Froud based Didymus' costume design on the Landsknechts, medieval mercenaries that were famous for their very flamboyant attire and large feathered hats. Didymus' colourful wardrobe was created by Polly Smith, and included a yellow feather-plumed velvet hat, a scarlet doublet with chevrons on the sleeves and epaulettes on the shoulders, gauntlet gloves and knee armour. Froud said that the character's black eyepatch "gives him a bit of a rakish quality. It implies that he's had a bit of a past, that he's been in the wars, been up to various things. And he has, but he's probably in retirement now." Didymus' walking stick accessory was inspired by that of the character Yoda in Star Wars; Froud recalled that a stick was puppeteer Frank Oz's solution for working out how to manipulate Yoda, and similarly, for Didymus, "A lot of his character comes from that very simple device. Didymus is very demonstrative with that stick: He's always bashing things or tapping things. Once Yoda had the walking stick, Frank got how he walks [...] That way you suddenly got character, and that's what happened with Didymus, too."

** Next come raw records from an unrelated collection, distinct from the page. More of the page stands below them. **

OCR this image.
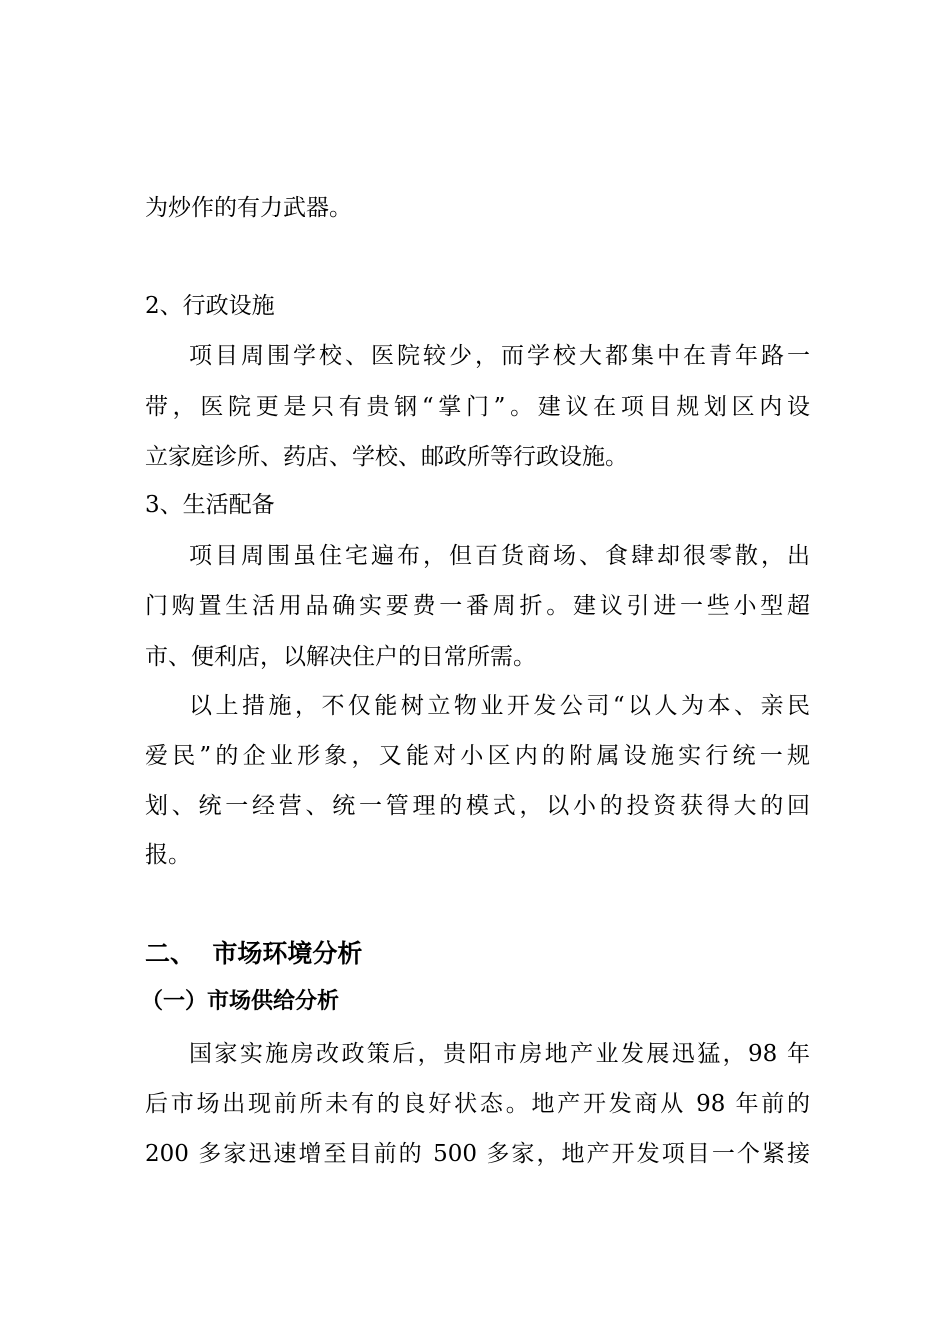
为炒作的有力武器。
2、行政设施
项目周围学校、医院较少，而学校大都集中在青年路一
带，医院更是只有贵钢“掌门”。建议在项目规划区内设
立家庭诊所、药店、学校、邮政所等行政设施。
3、生活配备
项目周围虽住宅遍布，但百货商场、食肆却很零散，出
门购置生活用品确实要费一番周折。建议引进一些小型超
市、便利店，以解决住户的日常所需。
以上措施，不仅能树立物业开发公司“以人为本、亲民
爱民”的企业形象，又能对小区内的附属设施实行统一规
划、统一经营、统一管理的模式，以小的投资获得大的回
报。
二、  市场环境分析
（一）市场供给分析
国家实施房改政策后，贵阳市房地产业发展迅猛，98 年
后市场出现前所未有的良好状态。地产开发商从 98 年前的
200 多家迅速增至目前的 500 多家，地产开发项目一个紧接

Three different types of puppet were made for the character: a hand-puppet with a foam-latex head and cable-controlled face; a remote radio-controlled armature puppet that could sit on the dog playing Ambrosius; and a marionette for shots showing Didymus' whole body. Rehearsals for the character took three weeks. Didymus' main puppeteer was Dave Goelz, known for performing several Muppets including Gonzo. He was assisted by Karen Prell, David Barclay and Michael Quinn. As one of the more "Muppety" characters in Labyrinth, Henson did not want Didymus' voice to be recognisable as Goelz', so his voice was replaced by David Shaughnessy's post-filming.

Didymus speaks in Elizabethan English. Goelz described the character as "officious, but not all that cognizant of the big picture", with "the sense that the other characters could throw him a curve ball and he wouldn't quite know what to do."

==Reception==
The character received a positive reception from film critics. "Sir Didymus is a terrier-like, duty-bound royal warrior, and with his English accent and his willingness to charge the enemy, any enemy, he is a winning creation," wrote David Connelly of the Shreveport Journal. Describing the character's appearance as "like a cross between a Yorkshire terrier and a grenadier of the Napoleonic era", Sam Karnick in Chronicles found Didymus to be particularly interesting as he "is the ultimate warhawk but is played as a likable, enthusiastic British gentleman-soldier" and noted that "In contrast to many other filmmakers working today, Henson resists the temptation to play the character as a pathological danger to society." Comparing his persona to Errol Flynn, the French periodical La Revue du cinéma considered Didymus to be one of the film's best achievements.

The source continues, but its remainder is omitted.